Table 2. Comparison of Thermal Runaway Parameters Under Non-ignition and Ignition Conditions
Parameter | Non-ignition Peak Value | Ignition Peak Value | Ratio (Ignition/Non-ignition) |
---|---|---|---|
CO Concentration | Lower value | Higher value | 2x |
Smoke Concentration | Lower value | Higher value | 2x |
CO2 Concentration | Lower value | Higher value | 4x |
Rate of Temperature Change | Lower value | Higher value | 8x |
3.3. Propagation Velocity of Thermal Runaway Parameters
The propagation velocities of different thermal runaway parameters were higher under edge heating compared to central heating. Based on VOC gas propagation velocity, the suitable spacing for edge detectors in the storage compartment is 0.639-1.278 m, and for central detectors, it is 0.924-1.846 m. Compared to non-ignition conditions, under ignition conditions, the smoke temperature increase rate increased by 8 times, and thermal diffusion significantly increased the propagation rate of thermal runaway parameters, which is beneficial for thermal runaway monitoring and early warning.
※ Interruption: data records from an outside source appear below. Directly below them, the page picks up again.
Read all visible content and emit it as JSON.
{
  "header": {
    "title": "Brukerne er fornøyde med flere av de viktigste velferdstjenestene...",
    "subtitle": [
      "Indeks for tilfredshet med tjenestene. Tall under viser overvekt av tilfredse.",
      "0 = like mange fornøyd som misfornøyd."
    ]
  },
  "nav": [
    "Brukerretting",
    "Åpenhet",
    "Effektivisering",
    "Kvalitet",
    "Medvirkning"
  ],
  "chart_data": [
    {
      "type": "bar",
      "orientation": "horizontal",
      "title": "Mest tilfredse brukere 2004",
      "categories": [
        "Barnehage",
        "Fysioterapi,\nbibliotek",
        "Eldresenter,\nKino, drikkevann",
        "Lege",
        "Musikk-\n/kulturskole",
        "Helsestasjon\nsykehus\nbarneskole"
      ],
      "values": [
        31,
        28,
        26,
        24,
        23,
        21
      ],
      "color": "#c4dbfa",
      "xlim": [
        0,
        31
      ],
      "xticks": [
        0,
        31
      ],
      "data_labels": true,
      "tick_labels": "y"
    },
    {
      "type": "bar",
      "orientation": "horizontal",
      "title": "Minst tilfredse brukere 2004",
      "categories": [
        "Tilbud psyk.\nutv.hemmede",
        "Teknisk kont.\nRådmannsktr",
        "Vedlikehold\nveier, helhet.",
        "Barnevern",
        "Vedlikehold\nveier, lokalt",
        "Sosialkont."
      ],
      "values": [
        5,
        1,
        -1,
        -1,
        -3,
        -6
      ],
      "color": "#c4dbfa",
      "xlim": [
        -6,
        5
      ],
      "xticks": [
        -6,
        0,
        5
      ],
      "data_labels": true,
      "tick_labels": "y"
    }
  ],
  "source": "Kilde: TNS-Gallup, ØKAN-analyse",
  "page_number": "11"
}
Table 3. Propagation Rates of Thermal Runaway Parameters Under Different Conditions
Heating Location | Parameter | Propagation Velocity |
---|---|---|
Edge Heating | VOC Gas | Faster |
Central Heating | VOC Gas | Slower |
Edge Heating | Other Parameters (e.g., CO, Smoke) | Faster than Central Heating |
4. Discussion
Based on our experimental results, we propose the following strategies for LiFePO4 battery storage compartment thermal runaway monitoring and early warning:
- Sensor Selection: Catalytic combustion principle H2 sensors and photoionization VOC sensors have faster response times and are suitable for thermal runaway monitoring. CO2 sensors, although having a longer response time, have a longer lifespan and can be considered for long-term monitoring.
- Sensor Spacing: The suitable spacing for edge detectors is 0.639-1.278 m, and for central detectors, it is 0.924-1.846 m. This spacing ensures effective detection of thermal runaway parameters.
- Monitoring Parameters: In addition to H2 and VOC, parameters such as CO, smoke, and CO2 should also be monitored, as ignition significantly promotes their generation and can provide important information for early warning.
5. Conclusion
In this study, we evaluated the effectiveness of different sensors for LiFePO4 battery storage compartment thermal runaway monitoring and proposed detection thresholds and sensor spacing recommendations. Our findings have practical implications for sensor selection and placement in such compartments. Future research will explore sensor selection and placement in different environments and conduct iterative studies on composite sensor parameters.